Addie immediately built the most impressive and imposing of all of the Skyland cabins from the Pollock era, Massanutten Lodge, designed by the noted Washington, DC architect Victor Mindeleff and constructed in 1911.

George Pollock had worked at Glen Echo, originally a summer chautauqua just outside Washington DC, 20 years prior, and had met Victor Mindeleff there. Mindeleff also designed a cabin for himself at Skyland with the telling name of Tryst-of-the-Wind.

In his 1923 Annual Report to the Secretary of the Interior, Stephen T. Mather, Director of the National Park Service, suggested that a national park be established in the eastern United States, possibly in a “typical section” of the Appalachian Mountains.

The following year, Secretary of the Interior Hubert Work acted on Mather’s idea and appointed the Southern Appalachian National Park Committee to study and recommend potential sites for a park. After reading a Washington Star article regarding the committee’s search, Harold Allen, a frequent guest at Skyland, sent the newspaper clipping to Pollock with the words “Why not Skyland?” written on the page.

Massanutten Lodge shortly after its completion.

Although Pollock did not respond, Allen remained persistent. When he learned that the committee believed that there were no appropriate sites north of the Smoky Mountains, he obtained a copy of the committee’s site selection questionnaire, and with the help of Pollock and George Judd, completed the form during a visit to Skyland during 1924. He then returned the questionnaire to the committee in Washington.

Pollock subsequently focused his energy on improving the areas in and around Skyland in an effort to boost the appeal of his Blue Ridge location. Pollock was also concerned that government intervention was necessary due to the extensive chestnut blight that decimated the trees at Skyland, resulting in a serious fire hazard.

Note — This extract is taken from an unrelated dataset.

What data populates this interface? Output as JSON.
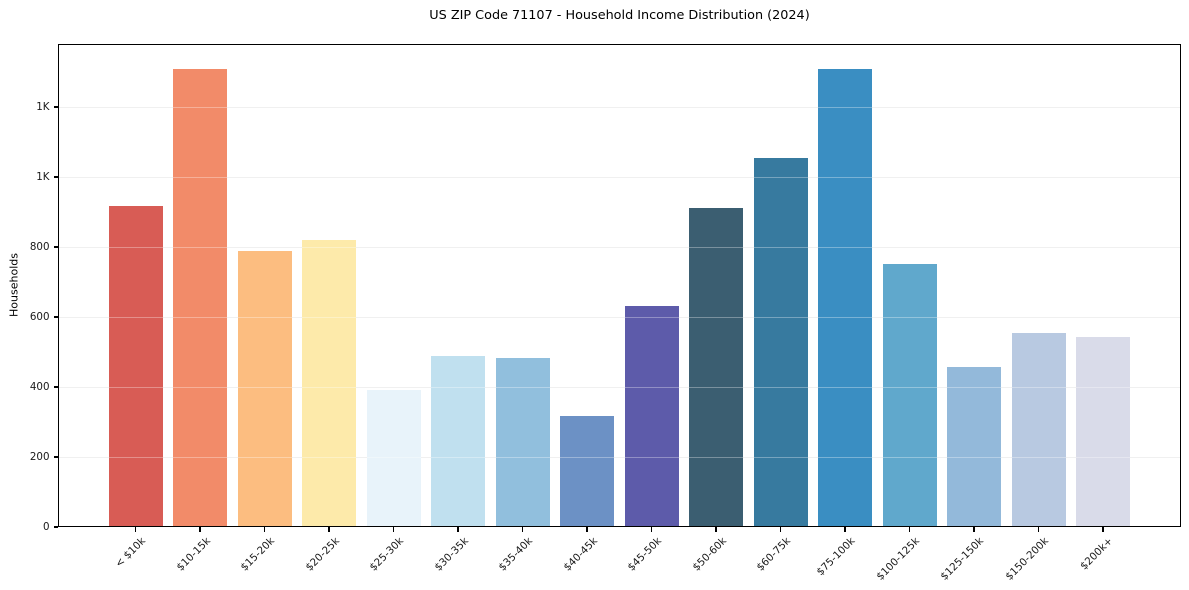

Unbeknownst to the Skyland boosters, 13 county organizations from around the Shenandoah area had formed Shenandoah Valley, Inc. (SVI), to promote Massanutten Mountain as the site for the new park. However, Pollock and Allen were able to persuade the group to change their allegiance and recommend the Skyland site.

President Roosevelt and visiting dignitaries at Big Meadows Civilian Conservation Corps camp in Shenandoah National Park. August 12, 1933.

With $10,000 from SVI, Pollock built new trails and observation towers, and offered up his resort as a place where organizations promoting the Blue Ridge could entertain–and hopefully impress–key decision makers in the park designation process.

L. Ferdinand Zerkel, an active member of SVI, was able to influence the selection committee, resulting in their recommendation in December 1924 that the “Blue Ridge of Virginia [was] the outstanding and logical place for the establishment of the first new national park in the eastern section of the United States.”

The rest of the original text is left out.